App dev: As the final version of its next Office suite moves forward, Microsoft issues a beta of Visual Studio 2005 Tools for the Office Second Beta Edition. I’m guessing they didn’t run that name by any focus groups, but the tools, previously code-named Cypress, “give developers the power to take advantage of the 2007 Office System as a development platform and create scalable Office-based solutions,” in Microsoft’s own words.

Storage: There are those celebrating the hard disk drive’s 50th birthday. But not Mario Apicella. “Maybe it’s because I am not much for celebrating anniversaries, especially those related to unanimated objects, but isn’t all the hubbub around the disk drive hitting the big five-o getting annoying?” A clever invention, indeed. Then again, so were printers, monitors, keyboards. “Aren’t those machines at least equally important, not to mention more reliable, than disk drives, those irritating recycling bins for bits of data?” For those of you wondering what the first hard drive looked like, Apicella includes a link to it in Fifty years of hard drives: It’s time to move on.

Test Center review: Genuitec has just released version 5.0 of its MyEclipse product. Yes, as in the Eclipse open source Java IDE. “This productized collection of plug-ins smoothly expands Eclipse functionality at a competitive price. I found few things to complain about, save for the fact that many of the plug-ins provide only basic functionality,” Andrew Binstock writes in the full review. “As much as I was impressed by MyEclipse 5.0’s range of plug-ins, however, I was disappointed with their lack of depth.” Senior editor Stephanie McLouglin, meanwhile, counts the ways in which MyEclipse 5.0 benefits consumers.
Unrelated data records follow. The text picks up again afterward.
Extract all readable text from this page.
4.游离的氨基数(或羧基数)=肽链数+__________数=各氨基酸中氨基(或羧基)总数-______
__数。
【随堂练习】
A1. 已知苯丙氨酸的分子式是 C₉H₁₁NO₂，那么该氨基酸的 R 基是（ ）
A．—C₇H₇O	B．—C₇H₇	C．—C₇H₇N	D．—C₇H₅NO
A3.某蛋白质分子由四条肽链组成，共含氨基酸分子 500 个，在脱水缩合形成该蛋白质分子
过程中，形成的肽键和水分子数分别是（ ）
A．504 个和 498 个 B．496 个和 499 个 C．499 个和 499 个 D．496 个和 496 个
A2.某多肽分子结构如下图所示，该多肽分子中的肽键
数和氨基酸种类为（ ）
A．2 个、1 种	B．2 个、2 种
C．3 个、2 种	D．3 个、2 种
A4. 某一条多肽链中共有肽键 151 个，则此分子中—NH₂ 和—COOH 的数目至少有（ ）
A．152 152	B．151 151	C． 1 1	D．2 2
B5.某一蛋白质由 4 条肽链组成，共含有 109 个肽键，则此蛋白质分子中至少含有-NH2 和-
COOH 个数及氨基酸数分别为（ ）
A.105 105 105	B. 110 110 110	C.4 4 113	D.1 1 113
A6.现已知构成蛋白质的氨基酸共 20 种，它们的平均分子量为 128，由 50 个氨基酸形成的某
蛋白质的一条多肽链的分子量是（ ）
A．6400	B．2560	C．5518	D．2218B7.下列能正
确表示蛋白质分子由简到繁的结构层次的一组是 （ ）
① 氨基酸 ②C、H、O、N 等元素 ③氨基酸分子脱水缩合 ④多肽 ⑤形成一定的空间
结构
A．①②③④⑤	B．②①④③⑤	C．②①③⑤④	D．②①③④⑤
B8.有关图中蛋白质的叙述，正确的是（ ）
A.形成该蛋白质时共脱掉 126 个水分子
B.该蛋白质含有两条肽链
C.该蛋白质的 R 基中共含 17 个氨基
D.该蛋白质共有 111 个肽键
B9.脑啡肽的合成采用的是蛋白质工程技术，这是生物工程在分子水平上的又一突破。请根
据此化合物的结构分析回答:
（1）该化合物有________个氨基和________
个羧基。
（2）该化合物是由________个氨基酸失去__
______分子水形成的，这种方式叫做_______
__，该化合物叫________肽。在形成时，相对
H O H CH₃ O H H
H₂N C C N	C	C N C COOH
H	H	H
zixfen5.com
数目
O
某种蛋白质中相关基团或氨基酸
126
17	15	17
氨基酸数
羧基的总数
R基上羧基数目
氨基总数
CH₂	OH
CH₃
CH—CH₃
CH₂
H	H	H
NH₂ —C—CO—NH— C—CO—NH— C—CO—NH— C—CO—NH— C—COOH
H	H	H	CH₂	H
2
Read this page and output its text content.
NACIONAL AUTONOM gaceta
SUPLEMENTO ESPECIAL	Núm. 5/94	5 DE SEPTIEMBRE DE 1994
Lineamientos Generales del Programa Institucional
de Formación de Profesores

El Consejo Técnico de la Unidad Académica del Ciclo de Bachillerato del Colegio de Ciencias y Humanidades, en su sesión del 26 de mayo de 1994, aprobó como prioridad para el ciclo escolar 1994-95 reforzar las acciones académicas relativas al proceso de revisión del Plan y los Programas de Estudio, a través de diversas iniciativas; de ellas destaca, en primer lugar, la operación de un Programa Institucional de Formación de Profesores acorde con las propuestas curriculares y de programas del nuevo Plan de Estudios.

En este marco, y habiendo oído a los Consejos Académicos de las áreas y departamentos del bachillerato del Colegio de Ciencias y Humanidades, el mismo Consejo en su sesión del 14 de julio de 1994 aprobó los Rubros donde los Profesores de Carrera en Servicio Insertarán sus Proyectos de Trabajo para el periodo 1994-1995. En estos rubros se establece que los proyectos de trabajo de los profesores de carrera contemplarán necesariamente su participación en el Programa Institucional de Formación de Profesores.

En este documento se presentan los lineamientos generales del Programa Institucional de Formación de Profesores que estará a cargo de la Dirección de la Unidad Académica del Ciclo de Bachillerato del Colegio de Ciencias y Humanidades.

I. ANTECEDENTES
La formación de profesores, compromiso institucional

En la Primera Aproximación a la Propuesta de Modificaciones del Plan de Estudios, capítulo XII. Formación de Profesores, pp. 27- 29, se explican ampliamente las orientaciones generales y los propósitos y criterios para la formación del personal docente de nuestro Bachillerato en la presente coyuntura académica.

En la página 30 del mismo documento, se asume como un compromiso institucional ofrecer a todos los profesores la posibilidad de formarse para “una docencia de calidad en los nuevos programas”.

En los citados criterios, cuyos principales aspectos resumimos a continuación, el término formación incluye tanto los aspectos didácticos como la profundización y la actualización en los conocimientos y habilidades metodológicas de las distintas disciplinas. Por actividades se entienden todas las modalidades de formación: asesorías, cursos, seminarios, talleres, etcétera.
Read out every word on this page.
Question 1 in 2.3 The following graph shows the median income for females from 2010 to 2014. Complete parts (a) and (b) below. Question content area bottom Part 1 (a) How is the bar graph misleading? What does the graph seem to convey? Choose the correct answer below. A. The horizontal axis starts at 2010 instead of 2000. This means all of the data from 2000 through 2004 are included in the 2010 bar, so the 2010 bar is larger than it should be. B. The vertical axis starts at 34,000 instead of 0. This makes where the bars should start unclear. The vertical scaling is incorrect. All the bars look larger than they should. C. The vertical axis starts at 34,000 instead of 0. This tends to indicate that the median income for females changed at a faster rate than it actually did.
The news beat: Google is losing users in China, a report by the China Internet Network Information Centre states; indeed, 62 percent of Chinese users typed their way to Baidu for search, up from 52 percent in 2005. The FBI floats a wide-ranging wiretap proposal under which foreign ISPs and application providers would be legally required to base servers they use for U.S. customers inside this country. And the FTC shuts down four illegal spamming operations.